Além disso, na opinião de Batista, as audiências deveriam ocorrer dentro dos territórios indígenas. Não há presença de intérpretes para o idioma dos participantes nas audiências no STF, e as lideranças cobraram a possibilidade de falar em suas línguas maternas. “Isso já mostra um desconhecimento do próprio diálogo intercultural e do funcionamento das instâncias representativos dos povos indígenas. Isso preocupa porque mostra que o juízo conciliador já parte para a discussão sabendo muito sobre um lado e muito pouco sobre o outro”.
Processos políticos e judiciais
A professora de direito constitucional Priscilla Cardoso, da Universidade Federal de Roraima (UFRR), avalia que “o papel do STF é de interpretação da Constituição” e que o “de mediar é dos tribunais dos estados, dos tribunais federais da primeira instância, não do STF”.
“O STF é a última instância do Poder Judiciário que tem essa função justamente de dar a última palavra sobre a interpretação de uma norma, para decidir se uma decisão judicial, ou uma lei, ou uma norma é constitucional”, explicou à InfoAmazonia.
Para Cardoso, a saída dos movimentos indígenas da Câmara de Conciliação pode ser um protesto impactante, mas também representa uma perda de representação nas instâncias de discussão. “São estratégias complicadas, porque, se você permanece, legitima o procedimento, mas, se sai, perde a representatividade. Mas se as organizações optam por se retirar, é porque isso faz sentido para elas, e o movimento tem um histórico de criar estratégias para esses casos.”
Batista, advogada do ISA, explica que o STF tem utilizado estratégias de autocomposição, nas quais o juiz não decide de imediato e sozinho uma ação, mas convida os cidadãos interessados a participar dos debates. O objetivo é que eles encontrem pontos em comum em suas ideias por meio de mediação, conciliação e negociação. Para Batista, isso pode ser perigoso para os povos indígenas, porque eles são minoria no debate e seus direitos não são passíveis de negociação, sendo garantidos pela Constituição.
“A gente está tratando de direitos indisponíveis, ou seja, aqueles que não são passíveis de conciliação, e a gente não sabe de fato qual é a moldura [objetivo] dessa conciliação.
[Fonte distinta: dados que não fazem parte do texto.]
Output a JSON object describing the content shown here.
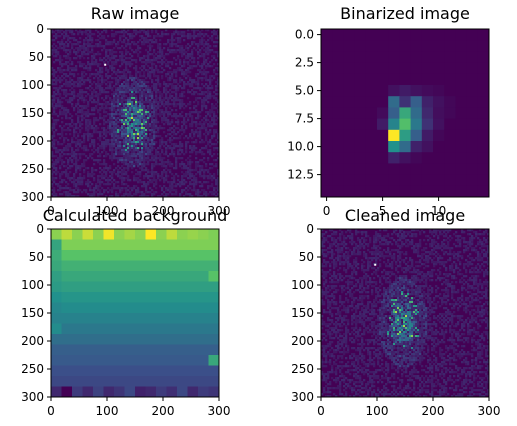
{
  "chart_data": [
    {
      "type": "heatmap",
      "title": "Raw image",
      "colormap": "viridis",
      "xlim": [
        0,
        300
      ],
      "ylim": [
        300,
        0
      ],
      "xticks": [
        "0",
        "100",
        "200",
        "300"
      ],
      "yticks": [
        "0",
        "50",
        "100",
        "150",
        "200",
        "250",
        "300"
      ],
      "blob_center": [
        145,
        165
      ]
    },
    {
      "type": "heatmap",
      "title": "Binarized image",
      "colormap": "viridis",
      "xlim": [
        -0.5,
        14.5
      ],
      "ylim": [
        14.5,
        -0.5
      ],
      "xticks": [
        "0",
        "5",
        "10"
      ],
      "yticks": [
        "0.0",
        "2.5",
        "5.0",
        "7.5",
        "10.0",
        "12.5"
      ],
      "grid_values": [
        [
          0,
          0,
          0,
          0,
          0,
          0,
          0,
          0,
          0,
          0,
          0,
          0,
          0,
          0,
          0
        ],
        [
          0,
          0,
          0,
          0,
          0,
          0,
          0,
          0,
          0,
          0,
          0,
          0,
          0,
          0,
          0
        ],
        [
          0,
          0,
          0,
          0,
          0,
          0,
          0,
          0,
          0,
          0,
          0,
          0,
          0,
          0,
          0
        ],
        [
          0,
          0,
          0,
          0,
          0,
          0,
          0,
          0,
          0,
          0,
          0,
          0,
          0,
          0,
          0
        ],
        [
          0,
          0,
          0,
          0,
          0,
          0,
          0,
          0,
          0,
          0,
          0,
          0,
          0,
          0,
          0
        ],
        [
          0,
          0,
          0,
          0,
          0,
          0,
          0.05,
          0.08,
          0.05,
          0.03,
          0.02,
          0,
          0,
          0,
          0
        ],
        [
          0,
          0,
          0,
          0,
          0,
          0,
          0.35,
          0.15,
          0.3,
          0.1,
          0.05,
          0.02,
          0,
          0,
          0
        ],
        [
          0,
          0,
          0,
          0,
          0,
          0.03,
          0.3,
          0.6,
          0.35,
          0.12,
          0.04,
          0.02,
          0,
          0,
          0
        ],
        [
          0,
          0,
          0,
          0,
          0,
          0.08,
          0.45,
          0.7,
          0.4,
          0.15,
          0.05,
          0,
          0,
          0,
          0
        ],
        [
          0,
          0,
          0,
          0,
          0,
          0,
          1.0,
          0.55,
          0.3,
          0.08,
          0.02,
          0,
          0,
          0,
          0
        ],
        [
          0,
          0,
          0,
          0,
          0,
          0,
          0.5,
          0.35,
          0.1,
          0.05,
          0,
          0,
          0,
          0,
          0
        ],
        [
          0,
          0,
          0,
          0,
          0,
          0,
          0.1,
          0.05,
          0.02,
          0,
          0,
          0,
          0,
          0,
          0
        ],
        [
          0,
          0,
          0,
          0,
          0,
          0,
          0,
          0,
          0,
          0,
          0,
          0,
          0,
          0,
          0
        ],
        [
          0,
          0,
          0,
          0,
          0,
          0,
          0,
          0,
          0,
          0,
          0,
          0,
          0,
          0,
          0
        ],
        [
          0,
          0,
          0,
          0,
          0,
          0,
          0,
          0,
          0,
          0,
          0,
          0,
          0,
          0,
          0
        ]
      ]
    },
    {
      "type": "heatmap",
      "title": "Calculated background",
      "colormap": "viridis",
      "xlim": [
        0,
        300
      ],
      "ylim": [
        300,
        0
      ],
      "xticks": [
        "0",
        "100",
        "200",
        "300"
      ],
      "yticks": [
        "0",
        "50",
        "100",
        "150",
        "200",
        "250",
        "300"
      ],
      "grid_values": [
        [
          0.82,
          0.9,
          0.82,
          0.92,
          0.82,
          0.98,
          0.82,
          0.86,
          0.82,
          1.0,
          0.82,
          0.9,
          0.82,
          0.84,
          0.82,
          0.8
        ],
        [
          0.58,
          0.8,
          0.8,
          0.8,
          0.8,
          0.8,
          0.8,
          0.8,
          0.8,
          0.8,
          0.8,
          0.8,
          0.8,
          0.8,
          0.8,
          0.8
        ],
        [
          0.62,
          0.72,
          0.72,
          0.72,
          0.72,
          0.72,
          0.72,
          0.72,
          0.72,
          0.72,
          0.72,
          0.72,
          0.72,
          0.72,
          0.72,
          0.72
        ],
        [
          0.6,
          0.64,
          0.64,
          0.64,
          0.64,
          0.64,
          0.64,
          0.64,
          0.64,
          0.64,
          0.64,
          0.64,
          0.64,
          0.64,
          0.64,
          0.64
        ],
        [
          0.56,
          0.6,
          0.6,
          0.6,
          0.6,
          0.6,
          0.6,
          0.6,
          0.6,
          0.6,
          0.6,
          0.6,
          0.6,
          0.6,
          0.6,
          0.72
        ],
        [
          0.54,
          0.56,
          0.56,
          0.56,
          0.56,
          0.56,
          0.56,
          0.56,
          0.56,
          0.56,
          0.56,
          0.56,
          0.56,
          0.56,
          0.56,
          0.56
        ],
        [
          0.5,
          0.52,
          0.52,
          0.52,
          0.52,
          0.52,
          0.52,
          0.52,
          0.52,
          0.52,
          0.52,
          0.52,
          0.52,
          0.52,
          0.52,
          0.52
        ],
        [
          0.46,
          0.48,
          0.48,
          0.48,
          0.48,
          0.48,
          0.48,
          0.48,
          0.48,
          0.48,
          0.48,
          0.48,
          0.48,
          0.48,
          0.48,
          0.48
        ],
        [
          0.44,
          0.44,
          0.44,
          0.44,
          0.44,
          0.44,
          0.44,
          0.44,
          0.44,
          0.44,
          0.44,
          0.44,
          0.44,
          0.44,
          0.44,
          0.44
        ],
        [
          0.48,
          0.4,
          0.4,
          0.4,
          0.4,
          0.4,
          0.4,
          0.4,
          0.4,
          0.4,
          0.4,
          0.4,
          0.4,
          0.4,
          0.4,
          0.4
        ],
        [
          0.36,
          0.36,
          0.36,
          0.36,
          0.36,
          0.36,
          0.36,
          0.36,
          0.36,
          0.36,
          0.36,
          0.36,
          0.36,
          0.36,
          0.36,
          0.36
        ],
        [
          0.3,
          0.3,
          0.3,
          0.3,
          0.3,
          0.3,
          0.3,
          0.3,
          0.3,
          0.3,
          0.3,
          0.3,
          0.3,
          0.3,
          0.3,
          0.3
        ],
        [
          0.28,
          0.28,
          0.28,
          0.28,
          0.28,
          0.28,
          0.28,
          0.28,
          0.28,
          0.28,
          0.28,
          0.28,
          0.28,
          0.28,
          0.28,
          0.6
        ],
        [
          0.24,
          0.24,
          0.24,
          0.24,
          0.24,
          0.24,
          0.24,
          0.24,
          0.24,
          0.24,
          0.24,
          0.24,
          0.24,
          0.24,
          0.24,
          0.24
        ],
        [
          0.22,
          0.22,
          0.22,
          0.22,
          0.22,
          0.22,
          0.22,
          0.22,
          0.22,
          0.22,
          0.22,
          0.22,
          0.22,
          0.22,
          0.22,
          0.22
        ],
        [
          0.12,
          0.0,
          0.18,
          0.12,
          0.2,
          0.12,
          0.16,
          0.22,
          0.1,
          0.12,
          0.18,
          0.14,
          0.22,
          0.12,
          0.18,
          0.16
        ]
      ]
    },
    {
      "type": "heatmap",
      "title": "Cleaned image",
      "colormap": "viridis",
      "xlim": [
        0,
        300
      ],
      "ylim": [
        300,
        0
      ],
      "xticks": [
        "0",
        "100",
        "200",
        "300"
      ],
      "yticks": [
        "0",
        "50",
        "100",
        "150",
        "200",
        "250",
        "300"
      ],
      "blob_center": [
        145,
        165
      ]
    }
  ]
}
Então, é possível uma conciliação forçada com os povos indígenas? O que está em debate, exatamente? Isso está muito pouco nítido e isso é de alguma forma inédito. Mesmo com conciliação você tem as balizas [pontos e metas], quais são as balizas? Não sabemos”, afirma Batista.
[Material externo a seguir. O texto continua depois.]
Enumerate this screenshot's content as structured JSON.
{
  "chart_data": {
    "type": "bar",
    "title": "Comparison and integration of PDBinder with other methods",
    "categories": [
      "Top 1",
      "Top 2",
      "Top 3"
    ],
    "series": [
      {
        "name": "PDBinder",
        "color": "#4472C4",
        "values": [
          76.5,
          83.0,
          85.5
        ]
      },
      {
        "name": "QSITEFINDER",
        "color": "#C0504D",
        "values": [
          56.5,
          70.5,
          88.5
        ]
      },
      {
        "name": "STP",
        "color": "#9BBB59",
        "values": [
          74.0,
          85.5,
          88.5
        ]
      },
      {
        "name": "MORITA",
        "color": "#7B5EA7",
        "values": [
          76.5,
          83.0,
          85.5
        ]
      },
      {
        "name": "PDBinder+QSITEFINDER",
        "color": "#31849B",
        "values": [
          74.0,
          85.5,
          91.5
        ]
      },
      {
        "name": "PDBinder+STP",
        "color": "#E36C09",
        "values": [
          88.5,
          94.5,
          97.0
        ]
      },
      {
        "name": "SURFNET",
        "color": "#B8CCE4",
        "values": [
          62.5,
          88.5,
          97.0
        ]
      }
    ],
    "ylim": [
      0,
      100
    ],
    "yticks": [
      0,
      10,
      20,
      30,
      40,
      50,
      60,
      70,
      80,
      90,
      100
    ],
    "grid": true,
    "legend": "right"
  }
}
Na avaliação da advogada do ISA, a Lei 14.701, aprovada pelo Congresso no final do ano passado para estabelecer um marco temporal para terras indígenas, deveria ser anulada, já que a tese já foi votada pelos ministros e considerada inconstitucional. Mesmo assim, o relator Gilmar Mendes optou por não seguir o processo habitual de anulação, contrariando o que já havia sido decidido.
“Ao que tudo indica, está tudo em aberto. Ele deu a entender que tudo pode ser novamente discutido. Isso é uma coisa extremamente preocupante, porque se o tribunal já julgou a lei, ela padece de forte presunção de inconstitucionalidade, então, esses artigos deveriam ter sido suspensos. Eles não foram”, explica Batista.